During a session at the AMCP 2018 Annual Meeting, Nicole Trask, PharmD, Clinical Consultant Pharmacist at the University of Massachusetts, discussed the challenges payers will face as gene therapies gain popularity and feasibility across a larger range of conditions.

Dr Trask started her presentation by reviewing the clinical definition for gene therapies. She explained that gene therapy is often confused with cell-therapy, but that they are not the same thing. She described gene therapy as “administration of genetic material to modify or manipulate the expression of genes or alter the biological properties of living cells.”

Dr Trask also explained that gene therapy is not a new concept. The idea was posited in the 1960s with the first trails started in 1990s. She explained that deaths that resulted from inadequate safety protocol in early gene therapy trials led to this class being heavily regulated by the FDA. A trial in 1999 resulted in the death of one patient after an adenovirus vector gene therapy—while another gene therapy trial in 2000 successfully cured two patients of SCID-X1 disease, three patients in the cohort developed leukemia as a result of the treatment.

In order to demonstrate the barriers that have to be overcome in order to bring a gene therapy to the market, Dr Trask outlined some of the challenges of gene therapy development. She explained that precision is a major challenge, because gene therapies must target a specific set of cells in a specific region of the tissue. She noted that delivery to the incorrect cells or tissue could be catastrophic.

Another challenge highlighted by Dr Trask included the fact that use of gene therapies disrupts the normal processes of the body. This means that gene therapies often have highly toxic side effect profiles, which need to be weighed against the benefit gained by the drug. Furthermore, this challenge requires that development efforts are put into delivery vectors that are capable of targeting lower-risk cell locations.

Dr Trask also highlighted the cost issues currently surrounding gene therapies, as they have recently come to the market with total health care costs exceeding $1 million in some cases. This is compounded by the fact that the diseases currently treated by gene therapy are very rare, which increases the need for manufacturers to price the drug at a level that will make it profitable.

According to Dr Trask, as of 2015 there are 2335 gene therapy clinical trials that are either approved, completed, or ongoing, with 67% of these in the United States. Dr Trask highlighted a few gene therapies in late-stage development, including valoctocogene roxaparvovec to treat hemophilia A, EB-101 to treat recessive dystrophic epidermolysis bullosa, GS010 to treat leber hereditary optic neuropathy, elivaldogene tavalentivec to treat cerebral adrenoleukodystrophy, and RT-100 to treat heart failure.

Dr Trask concluded her presentation by emphasizing the significant challenges that gene therapies present for payers. With costs ranging from $700,000 to $1 million per patient, payers will have to develop and embrace innovative payment models in order to handle the influx of gene therapies to the market in the coming years.
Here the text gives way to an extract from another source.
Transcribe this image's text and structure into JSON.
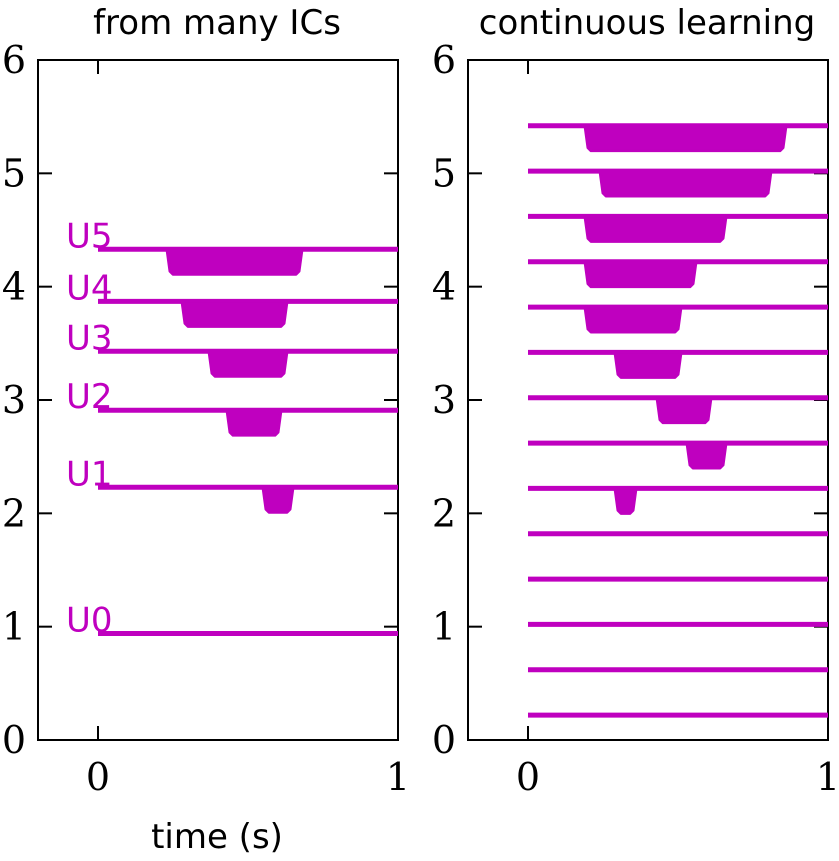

According to Dr Trask, this will require assessing the value of gene therapies and the off-setting of costs that would have been incurred through standard treatment. Dr Trask added that pharma companies are beginning to understand that the pricing for threshold may be too high for payers to handle the cost burden, and that she expects costs to differ based on indication.

“In the current climate, manufacturers are becoming increasingly aware and are considering the cost that payers in the United States are willing pay,” she said during the presentation. “I also think we can expect to see differences in the cost based on the indication that the therapy is designed to treat. For example a gene therapy intended to treat heart failure, a more prominent disease state, might be significantly less costly.”

Dr Trask also noted that payers will have to closely manage sites of care in order to ensure that appropriate specialists and medical centers are available to patients during administration and during the post-treatment phase when side affects will have to be managed.